By Katrina Dix
These days, Helen Crompton, Ph.D., is never quite sure what time zone she’s in.
Spin a globe or ask Google Maps for a random location, and you’re likely to land near one of the keynote speeches on artificial intelligence in education that crowd her calendar. Over the last year alone, she’s spoken in South Africa, Singapore, India, Hungary, Indonesia, Croatia and the United Kingdom, as well as all over the U.S.
But one of her favorite destinations is the United Nations Educational, Scientific and Cultural Organization (UNESCO) headquarters in Paris.
She visits each fall to work in person with colleagues she collaborates with year-round on projects, such as developing the United Nations AI frameworks for education.
“These recommendations are targeted for global leaders, policymakers and funders, but anyone can go in and use the framework,” Dr. Crompton said. “They are overarching global suggestions on policies and guidelines, but they also consider challenges, like limited internet connectivity and electricity.”

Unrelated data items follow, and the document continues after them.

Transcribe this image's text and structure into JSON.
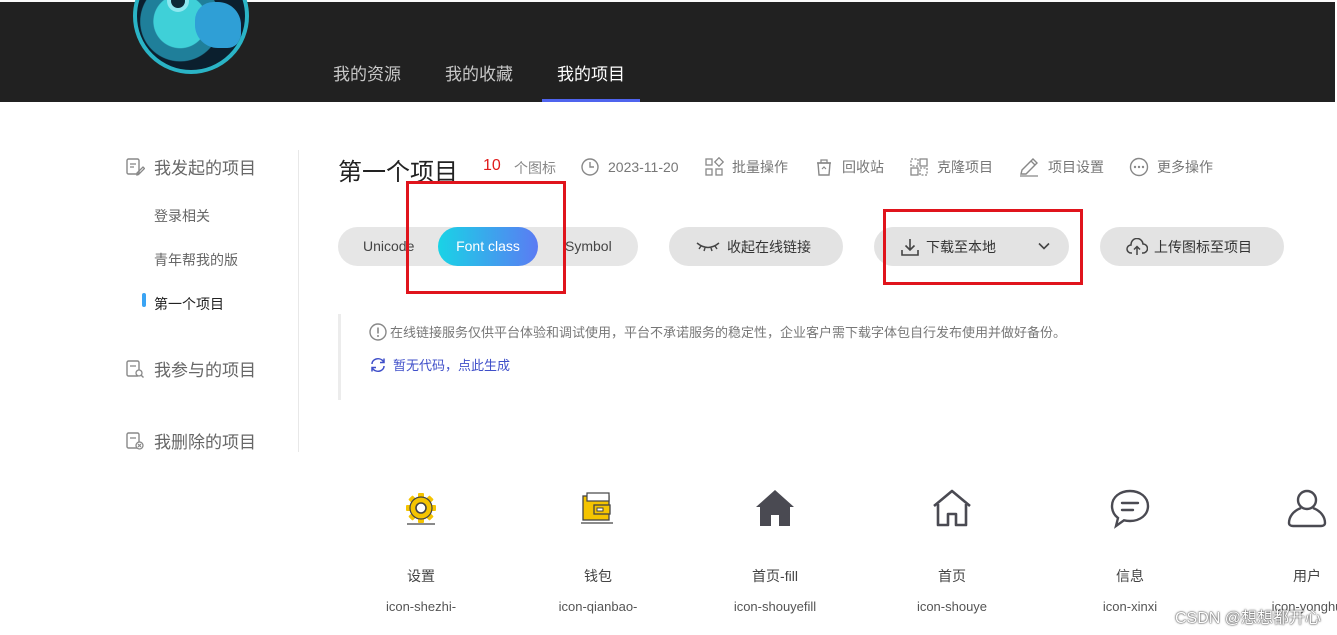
{
  "header": {
    "nav": [
      {
        "label": "我的资源",
        "active": false
      },
      {
        "label": "我的收藏",
        "active": false
      },
      {
        "label": "我的项目",
        "active": true
      }
    ],
    "accent": "#4f64ee"
  },
  "sidebar": {
    "groups": [
      {
        "label": "我发起的项目",
        "icon": "edit-doc-icon"
      },
      {
        "label": "我参与的项目",
        "icon": "search-doc-icon"
      },
      {
        "label": "我删除的项目",
        "icon": "delete-doc-icon"
      }
    ],
    "projects": [
      {
        "label": "登录相关",
        "active": false
      },
      {
        "label": "青年帮我的版",
        "active": false
      },
      {
        "label": "第一个项目",
        "active": true
      }
    ]
  },
  "project": {
    "title": "第一个项目",
    "icon_count": "10",
    "icon_count_label": "个图标",
    "date": "2023-11-20",
    "actions": [
      {
        "label": "批量操作",
        "icon": "batch-icon"
      },
      {
        "label": "回收站",
        "icon": "recycle-icon"
      },
      {
        "label": "克隆项目",
        "icon": "clone-icon"
      },
      {
        "label": "项目设置",
        "icon": "pencil-icon"
      },
      {
        "label": "更多操作",
        "icon": "more-icon"
      }
    ]
  },
  "toolbar": {
    "modes": [
      "Unicode",
      "Font class",
      "Symbol"
    ],
    "active_mode": "Font class",
    "collapse_link_label": "收起在线链接",
    "download_label": "下载至本地",
    "upload_label": "上传图标至项目"
  },
  "notice": {
    "text": "在线链接服务仅供平台体验和调试使用，平台不承诺服务的稳定性，企业客户需下载字体包自行发布使用并做好备份。",
    "generate_link": "暂无代码，点此生成"
  },
  "icons": [
    {
      "name": "设置",
      "code": "icon-shezhi-",
      "icon": "gear-icon"
    },
    {
      "name": "钱包",
      "code": "icon-qianbao-",
      "icon": "wallet-icon"
    },
    {
      "name": "首页-fill",
      "code": "icon-shouyefill",
      "icon": "home-fill-icon"
    },
    {
      "name": "首页",
      "code": "icon-shouye",
      "icon": "home-icon"
    },
    {
      "name": "信息",
      "code": "icon-xinxi",
      "icon": "message-icon"
    },
    {
      "name": "用户",
      "code": "icon-yonghu",
      "icon": "user-icon"
    }
  ],
  "watermark": "CSDN @想想都开心"
}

Dizzying international travel is not what Dr. Crompton, now the executive director of , expected during the first chapter of her career as a U.K. classroom teacher. She turned to research over 10 years ago to build on her interest in mobile learning before the topic gained global momentum, turning her into one of the world’s leading experts.
Then she did it again — with AI.
Dr. Crompton’s research began shifting to AI in education around 2017. After ChatGPT launched in November 2022, generative AI’s explosion in popularity catapulted her to the front of the field.

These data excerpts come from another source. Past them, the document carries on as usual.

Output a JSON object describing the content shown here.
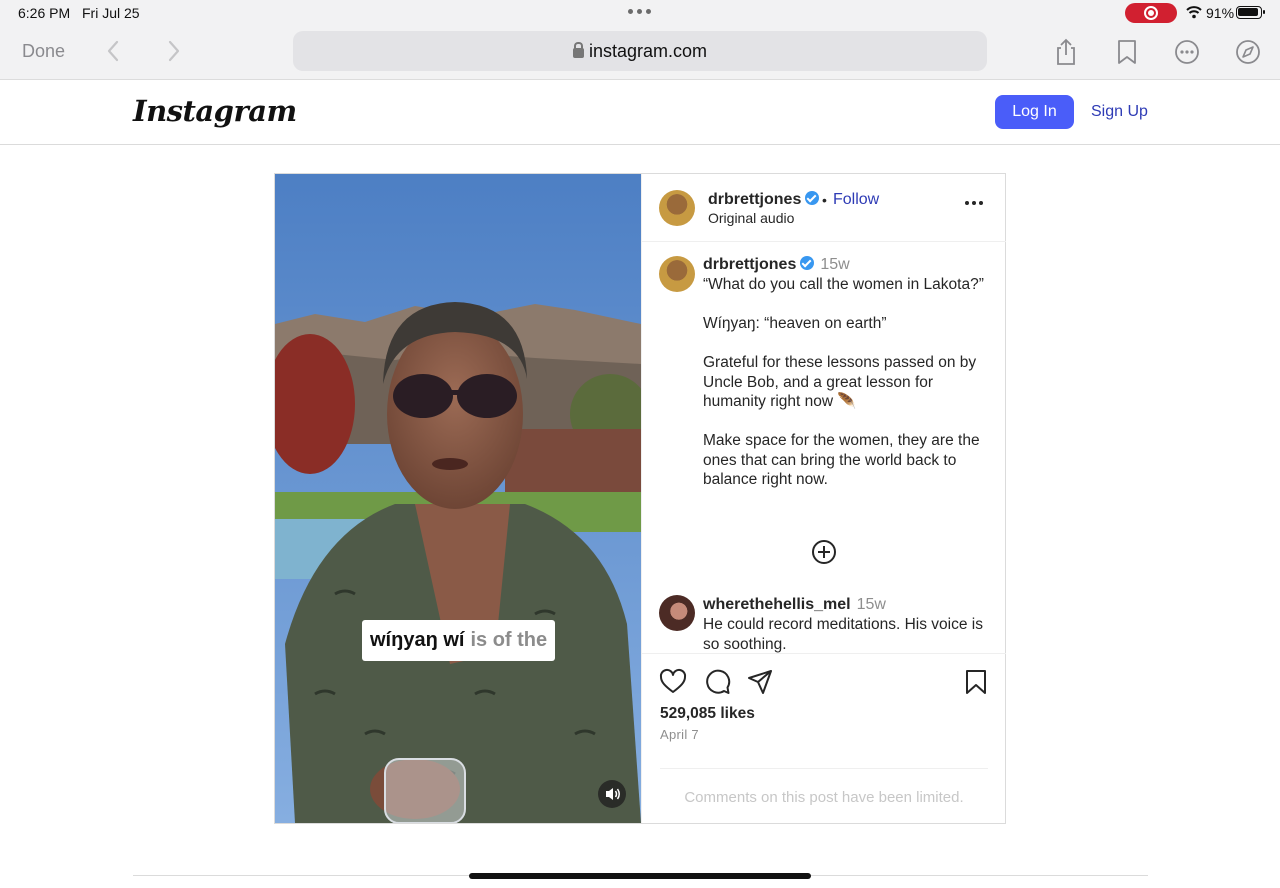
{
  "status_bar": {
    "time": "6:26 PM",
    "date": "Fri Jul 25",
    "battery": "91%"
  },
  "browser": {
    "done_label": "Done",
    "url": "instagram.com",
    "icons": [
      "back-icon",
      "forward-icon",
      "share-icon",
      "bookmark-icon",
      "more-icon",
      "compass-icon"
    ]
  },
  "header": {
    "logo": "Instagram",
    "login_label": "Log In",
    "signup_label": "Sign Up",
    "login_color": "#4a5df9"
  },
  "post": {
    "author": "drbrettjones",
    "separator": "•",
    "follow_label": "Follow",
    "audio": "Original audio",
    "caption": {
      "author": "drbrettjones",
      "time": "15w",
      "paragraphs": [
        "“What do you call the women in Lakota?”",
        "Wíŋyaŋ: “heaven on earth”",
        "Grateful for these lessons passed on by Uncle Bob, and a great lesson for humanity right now 🪶",
        "Make space for the women, they are the ones that can bring the world back to balance right now."
      ]
    },
    "comment": {
      "author": "wherethehellis_mel",
      "time": "15w",
      "text": "He could record meditations. His voice is so soothing."
    },
    "video_caption": {
      "highlighted": "wíŋyaŋ  wí",
      "rest": "is of the"
    },
    "likes": "529,085 likes",
    "date": "April 7",
    "comments_limited": "Comments on this post have been limited."
  }
}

The United Nations first approached her in 2019 to help develop frameworks in a policy forum “to discuss the different pathways that governments are using to harness AI and ensure that it does not deepen the existing inequalities in AI-powered education,” she was told at the time.
Now, Dr. Crompton leads a study to examine whether outcomes of the competency framework for teachers (CFT) are meeting project goals and to consider potential revisions. The guidelines define the knowledge, skills and values teachers should master in the age of AI, with principles for protecting teachers’ rights, enhancing human agency and promoting sustainability. The CFT outlines 15 competencies across five dimensions: human-centered mindset, ethics of AI, AI foundations and applications, AI pedagogy and AI for professional learning.

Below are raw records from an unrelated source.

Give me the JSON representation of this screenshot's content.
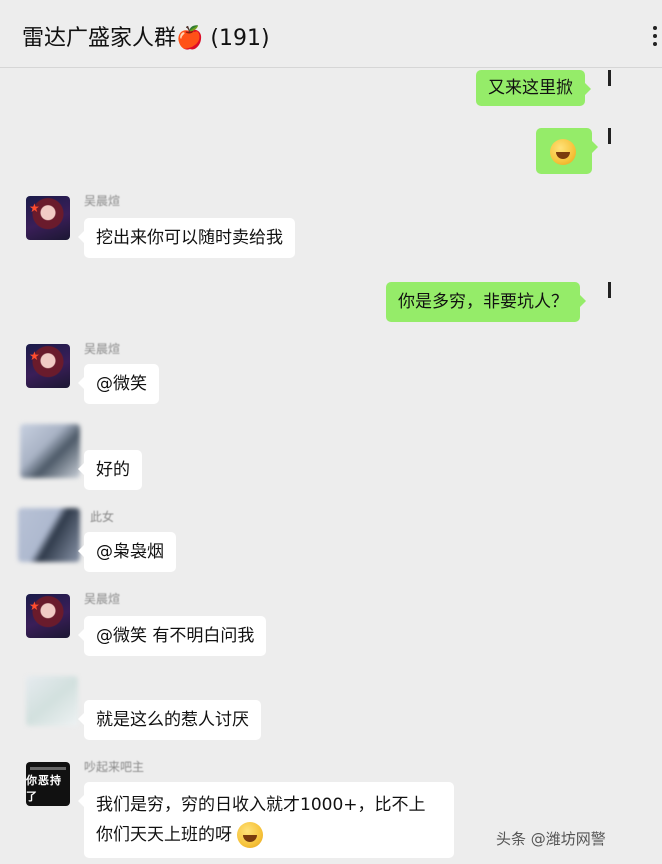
{
  "header": {
    "title": "雷达广盛家人群",
    "apple": "🍎",
    "count": "(191)"
  },
  "messages": [
    {
      "side": "out",
      "text": "又来这里掀"
    },
    {
      "side": "out",
      "emoji": "laughing-emoji"
    },
    {
      "side": "in",
      "sender": "吴晨煊",
      "text": "挖出来你可以随时卖给我"
    },
    {
      "side": "out",
      "text": "你是多穷，非要坑人？"
    },
    {
      "side": "in",
      "sender": "吴晨煊",
      "text": "@微笑"
    },
    {
      "side": "in",
      "sender": "",
      "text": "好的"
    },
    {
      "side": "in",
      "sender": "此女",
      "text": "@枭袅烟"
    },
    {
      "side": "in",
      "sender": "吴晨煊",
      "text": "@微笑 有不明白问我"
    },
    {
      "side": "in",
      "sender": "",
      "text": "就是这么的惹人讨厌"
    },
    {
      "side": "in",
      "sender": "吵起来吧主",
      "text_line1": "我们是穷，穷的日收入就才1000+，比不上",
      "text_line2": "你们天天上班的呀"
    }
  ],
  "avatar_text": "你恶持了",
  "watermark": "头条 @潍坊网警"
}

A human-centered mindset, according to UNESCO, emphasizes “the enhancement of human capabilities and the promotion of social justice, sustainability and human dignity.”
“People have a lot of emotions about AI, fears about taking jobs or allowing cheating. Positives are not always seen,” Dr. Crompton said. “I could tell you loads of positive things that kind of blow your mind.”
Examples range from DeepMind AI solving the 50-year-old protein folding puzzle whose solution could help develop medicines, make biofuel and break down plastic, to AI-generated voices for American Sign Language users and stroke survivors that replicate how they sounded before losing their voices and AI systems being developed to decode animal communication and enable interspecies dialogue.
“I would love to hear what my dogs are constantly talking about,” she said.
In education, Dr. Crompton has always seen the opportunities technology offers when used to support critical thinking, not replace it — a futuristic path that shows no sign of slowing.
“Ninety percent of my conversations, all day, every day are about AI,” Dr. Crompton said. “Changes are not just daily. They are by the hour.”